Interface Methods
- void addFirst(Koenig item)
- void addLast(Koenig item)
- Koenig removeFirst()
- Koenig removeLast()
- Koenig peekFirst()
- Koenig peekLast()
Rationale for Method Selections
A deque is a double-ended queue. This means that you need to be able to add and remove elements from both ends of the queue. This definition makes it imperative that we include the methods listed above.
Queue, with versatility from both ends
_front -> a -> b -> c -> _end
If you wanted to execute the basic functions of a queue, (adding elements to the end, and removing elements from the front), the function addLast() does the job of enqueue() and the function removeFirst() does the job of dequeue.
If you wanted to do the same thing from the other end of the deque, you could remove the last element with the function removeLast() and add something to the front using the function addFirst().
Why a DLLNode based architecture?
We utilized a DLLNode based architecture for several reasons.
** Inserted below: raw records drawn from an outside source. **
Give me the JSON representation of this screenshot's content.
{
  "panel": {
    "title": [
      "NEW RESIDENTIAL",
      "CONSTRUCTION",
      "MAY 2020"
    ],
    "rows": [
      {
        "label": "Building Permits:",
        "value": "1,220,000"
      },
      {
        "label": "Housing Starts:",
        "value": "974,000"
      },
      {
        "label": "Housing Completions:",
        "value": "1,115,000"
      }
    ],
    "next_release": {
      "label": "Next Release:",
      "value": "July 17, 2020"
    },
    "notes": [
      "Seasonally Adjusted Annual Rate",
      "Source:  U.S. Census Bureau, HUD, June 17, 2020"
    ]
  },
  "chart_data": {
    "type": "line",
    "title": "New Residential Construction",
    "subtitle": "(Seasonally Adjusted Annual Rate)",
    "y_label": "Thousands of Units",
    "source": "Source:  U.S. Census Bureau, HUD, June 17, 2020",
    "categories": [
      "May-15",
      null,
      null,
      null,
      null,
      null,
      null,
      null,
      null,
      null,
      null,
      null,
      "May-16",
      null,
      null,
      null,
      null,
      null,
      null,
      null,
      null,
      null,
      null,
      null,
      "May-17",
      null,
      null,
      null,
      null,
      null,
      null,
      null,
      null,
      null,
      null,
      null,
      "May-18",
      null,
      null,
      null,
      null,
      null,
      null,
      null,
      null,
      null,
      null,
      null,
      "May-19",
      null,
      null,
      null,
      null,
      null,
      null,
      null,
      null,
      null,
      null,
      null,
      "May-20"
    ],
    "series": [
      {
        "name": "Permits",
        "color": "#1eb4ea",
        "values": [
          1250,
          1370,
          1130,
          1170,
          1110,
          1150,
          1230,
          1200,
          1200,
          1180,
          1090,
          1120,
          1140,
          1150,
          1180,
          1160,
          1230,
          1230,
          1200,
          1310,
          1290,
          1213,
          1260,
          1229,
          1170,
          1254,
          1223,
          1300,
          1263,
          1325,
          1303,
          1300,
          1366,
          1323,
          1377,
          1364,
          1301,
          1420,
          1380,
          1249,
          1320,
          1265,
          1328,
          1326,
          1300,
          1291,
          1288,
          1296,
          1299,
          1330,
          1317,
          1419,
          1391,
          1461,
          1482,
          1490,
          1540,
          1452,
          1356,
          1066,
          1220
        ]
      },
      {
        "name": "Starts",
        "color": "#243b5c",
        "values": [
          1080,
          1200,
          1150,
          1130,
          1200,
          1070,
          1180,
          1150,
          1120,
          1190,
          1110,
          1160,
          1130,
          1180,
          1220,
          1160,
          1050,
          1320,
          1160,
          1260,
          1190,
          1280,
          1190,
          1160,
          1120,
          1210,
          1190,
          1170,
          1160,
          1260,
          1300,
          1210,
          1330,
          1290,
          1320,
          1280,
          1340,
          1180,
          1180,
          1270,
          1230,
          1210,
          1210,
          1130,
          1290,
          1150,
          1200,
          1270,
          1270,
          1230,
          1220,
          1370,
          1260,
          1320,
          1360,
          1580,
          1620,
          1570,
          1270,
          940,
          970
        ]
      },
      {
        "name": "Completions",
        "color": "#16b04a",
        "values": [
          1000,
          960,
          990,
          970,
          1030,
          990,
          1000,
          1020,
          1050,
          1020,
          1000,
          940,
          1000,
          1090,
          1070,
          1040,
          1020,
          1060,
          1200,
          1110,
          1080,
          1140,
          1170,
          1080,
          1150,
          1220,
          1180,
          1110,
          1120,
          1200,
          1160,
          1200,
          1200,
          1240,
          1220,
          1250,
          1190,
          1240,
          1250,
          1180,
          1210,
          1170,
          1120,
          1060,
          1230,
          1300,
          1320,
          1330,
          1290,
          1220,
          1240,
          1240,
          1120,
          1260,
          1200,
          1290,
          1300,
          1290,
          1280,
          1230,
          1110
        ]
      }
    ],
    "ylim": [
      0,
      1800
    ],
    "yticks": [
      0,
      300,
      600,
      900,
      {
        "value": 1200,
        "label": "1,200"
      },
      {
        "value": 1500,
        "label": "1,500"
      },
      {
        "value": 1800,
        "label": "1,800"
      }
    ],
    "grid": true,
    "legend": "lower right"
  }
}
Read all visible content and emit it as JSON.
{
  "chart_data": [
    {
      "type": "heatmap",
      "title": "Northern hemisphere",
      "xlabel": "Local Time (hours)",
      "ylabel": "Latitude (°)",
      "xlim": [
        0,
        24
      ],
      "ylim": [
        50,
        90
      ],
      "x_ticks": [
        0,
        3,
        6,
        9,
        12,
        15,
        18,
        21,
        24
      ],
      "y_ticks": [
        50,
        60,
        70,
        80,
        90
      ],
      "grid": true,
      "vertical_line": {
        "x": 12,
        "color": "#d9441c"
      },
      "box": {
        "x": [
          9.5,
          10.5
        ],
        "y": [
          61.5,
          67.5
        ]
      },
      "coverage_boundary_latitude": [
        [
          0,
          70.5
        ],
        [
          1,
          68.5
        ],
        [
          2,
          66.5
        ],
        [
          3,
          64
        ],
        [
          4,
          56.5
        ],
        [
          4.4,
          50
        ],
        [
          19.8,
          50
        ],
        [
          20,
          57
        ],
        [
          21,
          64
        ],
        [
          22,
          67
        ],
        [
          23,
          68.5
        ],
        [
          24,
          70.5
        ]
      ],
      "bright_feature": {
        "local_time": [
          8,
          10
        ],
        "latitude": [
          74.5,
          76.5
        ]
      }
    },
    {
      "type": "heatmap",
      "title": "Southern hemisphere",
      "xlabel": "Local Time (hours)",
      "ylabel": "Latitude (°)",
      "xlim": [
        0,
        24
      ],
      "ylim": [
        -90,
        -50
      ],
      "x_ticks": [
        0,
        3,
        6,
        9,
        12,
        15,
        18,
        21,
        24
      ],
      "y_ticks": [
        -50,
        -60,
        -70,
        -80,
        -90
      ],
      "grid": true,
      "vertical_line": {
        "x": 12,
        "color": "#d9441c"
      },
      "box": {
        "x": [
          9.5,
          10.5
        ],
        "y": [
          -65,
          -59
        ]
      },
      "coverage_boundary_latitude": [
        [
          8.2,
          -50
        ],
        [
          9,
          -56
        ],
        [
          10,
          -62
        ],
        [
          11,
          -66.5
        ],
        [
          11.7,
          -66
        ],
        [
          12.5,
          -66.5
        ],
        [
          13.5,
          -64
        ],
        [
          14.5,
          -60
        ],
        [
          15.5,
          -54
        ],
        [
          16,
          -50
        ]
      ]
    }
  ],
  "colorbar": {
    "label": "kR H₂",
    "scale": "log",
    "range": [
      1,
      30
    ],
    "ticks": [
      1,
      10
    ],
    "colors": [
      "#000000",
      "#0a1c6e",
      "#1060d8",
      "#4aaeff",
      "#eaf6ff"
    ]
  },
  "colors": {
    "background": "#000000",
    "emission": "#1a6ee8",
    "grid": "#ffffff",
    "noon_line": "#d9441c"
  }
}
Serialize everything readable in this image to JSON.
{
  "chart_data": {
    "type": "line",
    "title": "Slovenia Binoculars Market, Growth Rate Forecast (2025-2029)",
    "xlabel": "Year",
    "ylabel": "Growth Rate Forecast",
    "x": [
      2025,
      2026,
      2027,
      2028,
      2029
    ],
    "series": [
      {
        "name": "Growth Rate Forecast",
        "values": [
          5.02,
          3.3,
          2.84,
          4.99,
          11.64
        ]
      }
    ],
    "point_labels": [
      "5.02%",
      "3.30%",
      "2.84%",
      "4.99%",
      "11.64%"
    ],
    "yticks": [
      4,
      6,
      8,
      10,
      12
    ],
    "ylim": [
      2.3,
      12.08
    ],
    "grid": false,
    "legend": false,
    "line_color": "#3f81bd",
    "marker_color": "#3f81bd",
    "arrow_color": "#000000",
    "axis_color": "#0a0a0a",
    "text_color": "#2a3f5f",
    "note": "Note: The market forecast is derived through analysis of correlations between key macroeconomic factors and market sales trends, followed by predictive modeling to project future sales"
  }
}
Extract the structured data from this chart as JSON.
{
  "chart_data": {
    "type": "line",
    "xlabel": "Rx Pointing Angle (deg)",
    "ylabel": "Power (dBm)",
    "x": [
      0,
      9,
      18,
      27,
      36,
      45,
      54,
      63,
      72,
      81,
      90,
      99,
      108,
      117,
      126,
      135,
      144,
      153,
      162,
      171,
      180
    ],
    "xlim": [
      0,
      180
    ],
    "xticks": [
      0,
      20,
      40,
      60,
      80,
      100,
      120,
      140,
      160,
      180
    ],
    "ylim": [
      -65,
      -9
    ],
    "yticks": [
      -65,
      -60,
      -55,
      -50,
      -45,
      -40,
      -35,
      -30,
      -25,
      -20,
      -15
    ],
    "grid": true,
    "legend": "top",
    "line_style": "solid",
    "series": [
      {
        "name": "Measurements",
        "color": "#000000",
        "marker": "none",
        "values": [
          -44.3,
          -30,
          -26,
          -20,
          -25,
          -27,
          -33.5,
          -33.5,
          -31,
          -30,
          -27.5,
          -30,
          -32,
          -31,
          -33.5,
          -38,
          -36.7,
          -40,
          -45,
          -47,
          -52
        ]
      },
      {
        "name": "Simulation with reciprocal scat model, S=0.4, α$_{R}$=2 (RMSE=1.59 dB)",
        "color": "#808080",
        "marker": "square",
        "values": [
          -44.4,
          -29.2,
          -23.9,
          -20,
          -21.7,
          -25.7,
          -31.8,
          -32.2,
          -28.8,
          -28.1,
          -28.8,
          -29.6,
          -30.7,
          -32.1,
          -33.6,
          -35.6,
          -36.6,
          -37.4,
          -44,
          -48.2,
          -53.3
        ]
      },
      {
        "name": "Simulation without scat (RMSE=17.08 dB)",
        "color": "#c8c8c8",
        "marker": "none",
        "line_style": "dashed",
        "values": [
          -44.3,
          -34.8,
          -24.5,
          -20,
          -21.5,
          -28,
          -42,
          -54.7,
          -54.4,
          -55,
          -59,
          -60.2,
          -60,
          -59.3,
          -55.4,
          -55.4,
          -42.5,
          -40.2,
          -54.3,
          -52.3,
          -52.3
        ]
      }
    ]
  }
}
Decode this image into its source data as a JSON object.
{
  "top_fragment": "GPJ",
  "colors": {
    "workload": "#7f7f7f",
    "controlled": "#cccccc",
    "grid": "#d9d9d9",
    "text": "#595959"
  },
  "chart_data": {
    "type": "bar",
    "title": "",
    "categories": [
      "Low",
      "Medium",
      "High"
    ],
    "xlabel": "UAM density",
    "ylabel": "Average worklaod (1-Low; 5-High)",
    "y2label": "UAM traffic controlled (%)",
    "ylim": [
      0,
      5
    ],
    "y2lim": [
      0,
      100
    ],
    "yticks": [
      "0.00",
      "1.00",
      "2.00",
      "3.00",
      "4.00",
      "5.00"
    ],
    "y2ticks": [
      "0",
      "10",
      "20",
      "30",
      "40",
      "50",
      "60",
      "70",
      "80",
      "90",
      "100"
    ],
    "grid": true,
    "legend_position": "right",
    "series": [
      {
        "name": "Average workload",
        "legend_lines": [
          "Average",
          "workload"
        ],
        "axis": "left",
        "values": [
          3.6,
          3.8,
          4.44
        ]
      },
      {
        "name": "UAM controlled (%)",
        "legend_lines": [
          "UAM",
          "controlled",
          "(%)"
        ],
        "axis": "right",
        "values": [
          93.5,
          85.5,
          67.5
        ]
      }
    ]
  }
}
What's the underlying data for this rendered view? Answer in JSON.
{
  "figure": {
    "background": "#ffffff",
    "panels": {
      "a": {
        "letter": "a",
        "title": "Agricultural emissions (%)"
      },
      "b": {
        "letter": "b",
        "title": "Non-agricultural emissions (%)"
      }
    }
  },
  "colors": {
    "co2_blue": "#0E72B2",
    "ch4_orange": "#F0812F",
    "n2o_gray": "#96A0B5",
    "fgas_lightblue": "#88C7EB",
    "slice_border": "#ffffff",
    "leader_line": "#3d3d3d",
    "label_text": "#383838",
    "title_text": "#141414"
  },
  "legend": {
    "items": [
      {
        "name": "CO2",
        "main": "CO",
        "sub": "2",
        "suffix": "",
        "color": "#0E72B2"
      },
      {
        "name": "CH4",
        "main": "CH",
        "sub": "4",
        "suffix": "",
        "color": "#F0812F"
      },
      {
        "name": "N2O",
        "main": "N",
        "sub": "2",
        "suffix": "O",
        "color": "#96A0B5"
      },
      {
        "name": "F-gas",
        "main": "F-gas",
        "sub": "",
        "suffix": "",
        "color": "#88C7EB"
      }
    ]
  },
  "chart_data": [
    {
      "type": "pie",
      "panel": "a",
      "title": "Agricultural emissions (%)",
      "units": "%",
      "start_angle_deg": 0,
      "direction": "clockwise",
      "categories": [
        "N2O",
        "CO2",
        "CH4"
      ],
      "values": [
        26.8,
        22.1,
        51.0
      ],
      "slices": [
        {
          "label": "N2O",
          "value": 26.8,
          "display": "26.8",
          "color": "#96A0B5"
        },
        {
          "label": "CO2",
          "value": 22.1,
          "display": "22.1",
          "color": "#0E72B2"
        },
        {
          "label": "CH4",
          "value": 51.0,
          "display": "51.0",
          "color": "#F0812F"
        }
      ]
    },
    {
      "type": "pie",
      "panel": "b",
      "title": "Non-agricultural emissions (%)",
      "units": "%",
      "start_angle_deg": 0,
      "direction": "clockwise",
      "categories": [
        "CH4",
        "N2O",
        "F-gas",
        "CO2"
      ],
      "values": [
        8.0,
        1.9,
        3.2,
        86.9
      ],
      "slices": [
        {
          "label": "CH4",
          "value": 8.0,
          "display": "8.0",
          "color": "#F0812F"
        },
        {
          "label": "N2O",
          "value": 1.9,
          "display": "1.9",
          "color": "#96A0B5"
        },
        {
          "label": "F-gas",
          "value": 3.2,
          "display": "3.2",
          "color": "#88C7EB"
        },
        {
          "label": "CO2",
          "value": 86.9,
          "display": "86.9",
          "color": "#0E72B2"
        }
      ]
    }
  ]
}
First off, when implementing a regular queue, we found that it was much simpler to use a LinkedList queue, since enqueueing and dequeueing would only involve relocating the pointers _front and _end to different nodes. For a doubly-ended queue, the same rationale follows that in order to remove/add first/last, you would simply need to relocate pointers. Secondly, relocation of pointers is rather efficient, as it only utlizes an O(1) runtime. In an ArrayList or Array based structure, you would need to shift all the elements either to the front or to the end, based on what implementation you decided to use, processes that all require O(n) runtime. Finally, although the doubly-linked nodes take up more memory space with three pointers (ont to cargo, one to previous node, one to next node) than the pointer within each index of an Array or ArrayList, the previous node pointer becomes very helpful. In a double-ended queue, this means that in the case where you were adding or removing from the end, you could just relocate the pointer of the previous node. In other structures, one would have to discover/maintain a specific index in order to access things from the other end (depending on which end is the "front").